O primeiro-ministro, António Costa, deixou esta terça-feira um alerta, através da sua conta de Twitter, sobre a situação epidemiológica de Portugal, começando por dizer que esta «se mantém estável, com redução do número de casos de Covid-19».
«No entanto, o risco efetivo de transmissão está a aumentar. Não obstante o desconfinamento em curso, é muito importante manter todas as cautelas e aplicar as medidas de prevenção», apelou o responsável aos portugueses, depois da reunião entre especialistas e peitos no Infarmed, em Lisboa.

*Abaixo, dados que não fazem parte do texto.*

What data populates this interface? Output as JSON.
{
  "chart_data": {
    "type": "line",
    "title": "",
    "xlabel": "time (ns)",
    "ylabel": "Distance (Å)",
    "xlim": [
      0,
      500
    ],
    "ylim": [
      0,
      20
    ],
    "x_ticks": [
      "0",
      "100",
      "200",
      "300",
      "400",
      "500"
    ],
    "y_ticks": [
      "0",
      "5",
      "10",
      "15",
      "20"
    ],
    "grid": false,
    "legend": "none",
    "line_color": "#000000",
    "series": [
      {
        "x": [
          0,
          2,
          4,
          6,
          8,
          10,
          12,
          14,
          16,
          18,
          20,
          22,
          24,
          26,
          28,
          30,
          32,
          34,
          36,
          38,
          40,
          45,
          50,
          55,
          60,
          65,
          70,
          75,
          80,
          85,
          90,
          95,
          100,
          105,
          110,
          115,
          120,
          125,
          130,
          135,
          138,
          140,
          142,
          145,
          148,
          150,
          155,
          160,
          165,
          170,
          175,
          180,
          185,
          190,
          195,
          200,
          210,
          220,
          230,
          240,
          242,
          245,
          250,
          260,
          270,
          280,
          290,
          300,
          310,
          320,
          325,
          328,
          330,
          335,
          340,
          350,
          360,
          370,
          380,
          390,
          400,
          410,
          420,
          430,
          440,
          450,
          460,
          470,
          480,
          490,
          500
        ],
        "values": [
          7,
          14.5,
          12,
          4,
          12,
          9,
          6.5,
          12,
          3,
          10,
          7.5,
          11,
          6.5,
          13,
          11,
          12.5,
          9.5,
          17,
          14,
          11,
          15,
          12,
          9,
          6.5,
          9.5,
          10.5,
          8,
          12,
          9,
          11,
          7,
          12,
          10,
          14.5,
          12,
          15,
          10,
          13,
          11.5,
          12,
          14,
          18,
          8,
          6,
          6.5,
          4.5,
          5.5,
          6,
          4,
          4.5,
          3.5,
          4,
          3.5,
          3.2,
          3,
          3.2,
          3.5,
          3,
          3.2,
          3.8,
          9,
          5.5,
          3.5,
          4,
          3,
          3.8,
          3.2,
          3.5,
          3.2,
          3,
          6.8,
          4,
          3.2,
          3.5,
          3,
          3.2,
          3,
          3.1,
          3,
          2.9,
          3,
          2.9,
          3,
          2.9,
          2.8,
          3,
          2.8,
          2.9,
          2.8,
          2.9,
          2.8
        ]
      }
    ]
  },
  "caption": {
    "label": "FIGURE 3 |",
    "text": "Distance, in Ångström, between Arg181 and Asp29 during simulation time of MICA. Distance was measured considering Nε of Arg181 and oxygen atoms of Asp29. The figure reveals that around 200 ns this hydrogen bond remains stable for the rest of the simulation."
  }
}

O plano de vacinação, tal como sublinhado no @INFARMED_IP, tem como meta chegar ao final da semana com 80% dos maiores de 80 anos inoculados. Nos próximos dias, mais de um milhão de portugueses estarão vacinados com uma dose e meio milhão com duas doses da vacina.#vacinacovid19 pic.twitter.com/etahfrb3Uf
— António Costa (@antoniocostapm) March 23, 2021
O responsável falou ainda sobre o processo de vacinação. «Como sublinhado no Infarmed, (o plano) tem como meta chegar ao final da semana com 80% dos maiores de 80 anos inoculados. Nos próximos dias, mais de um milhão de portugueses estarão vacinados com uma dose e meio milhão com duas doses da vacina», escreveu Costa.
Também esta terça-feira a ministra da Saúde, Marta Temido, disse que «a situação epidemiológica do nosso país mantém-se estável» e que Portugal está «em contraciclo» no contexto europeu. Ainda assim, alertou que é preciso «continuar a progredir».
«Há uma tendência decrescente naquilo que é o número de novos casos por covid-19, no número de internamentos e na mortalidade. Esta é a primeira nota», começou por dizer Marta Temido em declarações aos jornalistas.
A ministra da Saúde disse também que Portugal está num patamar referente aos 60 e 120 casos por cem mil habitantes ao longo dos últimos 15 dias. «Em termos de risco de transmissão estamos no 0,89 para o território continental», continuou.
Segundo a governante, o risco efetivo de transmissão mais baixo foi atingido em meados de fevereiro: 0,61. «Portanto, temos assistido a um aumento deste indicador», alertou.
Marta Temido sublinhou, também, a importância «de manter o risco efetivo de transmissão e os níveis de incidência controlados”. “Se isso não acontecer, corremos o risco de não andar para a frente ou, se estivermos numa fase mais complexa da pandemia, de ter de voltar para trás», avisou. Assim, a ministra lembrou que é necessário «continuar a progredir».
A nível europeu, Temido afirmou que «vários países situam-se com uma incidência maioritariamente elevada», tratando-se, por isso, de um «contexto adverso e preocupante». Assim, Portugal está em «contraciclo», pelo que é preciso «manter uma atenção elevada e uma especial precaução».